Right. I touch the backs of the buildings as we walk toward the street. The bricks and concrete are reassuringly real, but not too real. I peer out onto a shopping strip that’s vaguely familiar. I think it’s near Mom’s gym . . . Ah! When I went in with her for Take Your Children to Work Day a few years back, we ate lunch at that cafe down the street. It had that Black Forest cake she swooned over.
The memory settles me more firmly into place. The people walking by are a blur of jeans and modern jackets, running shoes and stiletto heels, cell phones in hands or at ears. The air I breathe in is laced with exhaust and a salty-greasy smell from the fast food restaurant next to us. The tension in my chest eases slightly.
This is my world. Still here, just like it’ll still be waiting after wherever we go next. I reach into my purse, curling my fingers around my phone. I could call Angela, or Lisa, or Bree—Mom or Dad, even—if I wanted to. But I don’t know what I’d say, or if I might make some inadvertent shift that would definitely bring the Enforcers this way. Still, it’s nice knowing I could.
Win shifts his weight from foot to foot in silent impatience. I only asked for a few minutes here, but now that I’m back, surrounded by the sights and smells and sounds that tell me I belong, the thought of leaving this all behind again is p
ainful.
I could stay here after all. I could just walk away.
And leave Win to face the Enforcers alone. And go back on my word. We’ve still got my planet to save. Who knows if this city will even be here tomorrow if the other Travelers keep making their experimental shifts?
I press my hand against the side of the restaurant, letting the sense of my city wash over me. The sense of the world I’m defending. Then I turn back to Win.
“Okay,” I say. “I’m ready.” And this time I believe it.
We duck back into the shadows, and into the time cloth. As the folds close around me, I remember those first halting jumps when we were trying to leave the Louvre.
“They didn’t do something to damage your cloth, did they?” I say.
“What?”
“The Enforcers. It didn’t really jump the first couple times.”
“Oh,” Win says. “No, it was just being finicky. Like . . . a car stalling. I just had to get it going and then it was fine. We made it here, didn’t we?”
I’d rather we’d made it with a brand-new, top-of-the-line time cloth that didn’t stall. I’d guess that’s what the Enforcers are working with. At least Win doesn’t seem to think it’s a problem that’ll get worse.

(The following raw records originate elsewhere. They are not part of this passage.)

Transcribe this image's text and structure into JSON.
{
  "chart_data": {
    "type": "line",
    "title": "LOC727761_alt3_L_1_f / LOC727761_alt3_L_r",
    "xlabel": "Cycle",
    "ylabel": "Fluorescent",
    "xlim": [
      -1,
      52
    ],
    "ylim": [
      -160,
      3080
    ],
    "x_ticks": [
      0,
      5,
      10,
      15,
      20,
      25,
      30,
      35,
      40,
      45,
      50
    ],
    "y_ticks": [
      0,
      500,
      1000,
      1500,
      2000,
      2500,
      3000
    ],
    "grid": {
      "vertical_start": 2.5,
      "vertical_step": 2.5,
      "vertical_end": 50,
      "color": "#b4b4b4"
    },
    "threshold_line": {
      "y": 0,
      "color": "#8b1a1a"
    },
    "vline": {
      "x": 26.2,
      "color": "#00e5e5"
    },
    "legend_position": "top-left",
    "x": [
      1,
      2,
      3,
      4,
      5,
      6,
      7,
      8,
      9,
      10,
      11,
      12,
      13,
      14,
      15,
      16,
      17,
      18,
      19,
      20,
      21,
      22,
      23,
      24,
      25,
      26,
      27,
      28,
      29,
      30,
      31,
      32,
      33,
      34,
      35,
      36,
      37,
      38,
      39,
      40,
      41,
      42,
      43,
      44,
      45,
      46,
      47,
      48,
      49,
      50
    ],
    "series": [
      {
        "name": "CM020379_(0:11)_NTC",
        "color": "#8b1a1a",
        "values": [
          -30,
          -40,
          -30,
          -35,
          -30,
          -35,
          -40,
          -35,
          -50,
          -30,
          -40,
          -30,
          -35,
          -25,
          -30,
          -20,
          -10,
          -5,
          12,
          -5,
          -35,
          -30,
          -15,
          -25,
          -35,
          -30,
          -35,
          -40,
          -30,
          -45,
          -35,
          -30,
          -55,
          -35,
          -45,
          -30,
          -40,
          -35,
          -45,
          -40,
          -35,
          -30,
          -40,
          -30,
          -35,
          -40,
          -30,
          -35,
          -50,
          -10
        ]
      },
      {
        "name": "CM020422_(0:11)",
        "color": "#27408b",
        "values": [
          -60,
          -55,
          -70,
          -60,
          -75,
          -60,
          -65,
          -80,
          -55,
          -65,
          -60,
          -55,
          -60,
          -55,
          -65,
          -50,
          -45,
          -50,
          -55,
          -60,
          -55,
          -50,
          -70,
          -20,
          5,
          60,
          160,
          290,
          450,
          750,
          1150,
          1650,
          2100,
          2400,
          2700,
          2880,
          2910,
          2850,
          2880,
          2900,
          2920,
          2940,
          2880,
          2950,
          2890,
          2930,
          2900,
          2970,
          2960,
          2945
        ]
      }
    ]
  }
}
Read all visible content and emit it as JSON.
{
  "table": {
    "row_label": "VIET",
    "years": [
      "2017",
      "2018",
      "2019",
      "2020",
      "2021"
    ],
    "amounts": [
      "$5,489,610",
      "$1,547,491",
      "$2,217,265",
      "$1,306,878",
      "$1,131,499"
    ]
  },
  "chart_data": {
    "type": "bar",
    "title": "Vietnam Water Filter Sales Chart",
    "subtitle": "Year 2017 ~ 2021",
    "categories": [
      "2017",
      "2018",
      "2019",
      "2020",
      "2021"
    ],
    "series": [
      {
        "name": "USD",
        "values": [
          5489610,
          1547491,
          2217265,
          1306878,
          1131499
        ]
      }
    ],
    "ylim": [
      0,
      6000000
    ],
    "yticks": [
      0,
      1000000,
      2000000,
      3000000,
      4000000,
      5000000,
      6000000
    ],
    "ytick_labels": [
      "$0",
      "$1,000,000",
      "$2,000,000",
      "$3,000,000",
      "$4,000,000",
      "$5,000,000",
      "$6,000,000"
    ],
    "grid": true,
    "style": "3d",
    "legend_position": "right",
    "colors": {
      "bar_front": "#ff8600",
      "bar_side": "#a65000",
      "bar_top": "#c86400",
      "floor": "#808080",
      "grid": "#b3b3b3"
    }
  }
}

He must already have programmed our next destination in, because he only has to tap the panel before we’ve lifted off. I’m almost relieved to feel the shaking, spinning motion that says we’re really Traveling. Bracing myself, I squeeze down my nausea.
It feels like a while before we hit the ground. Trees stand around us, banding the sides of the tent.
“The hills over Vietnam’s Bach Dang River, 938 AD,” Win announces. “On the eve of the great rebellion. The battle takes place on the river, so whatever trail Jeanant’s left us to the next part of the weapon, it’s probably down there.”
“Why didn’t we go straight there?” I ask, and then realize the answer on my own. “Because if the Enforcers trace the jump, that would lead them right to us and Jeanant.”
“They shouldn’t be able to,” Win says, like he did before. “Just a precaution. But we should still get moving.”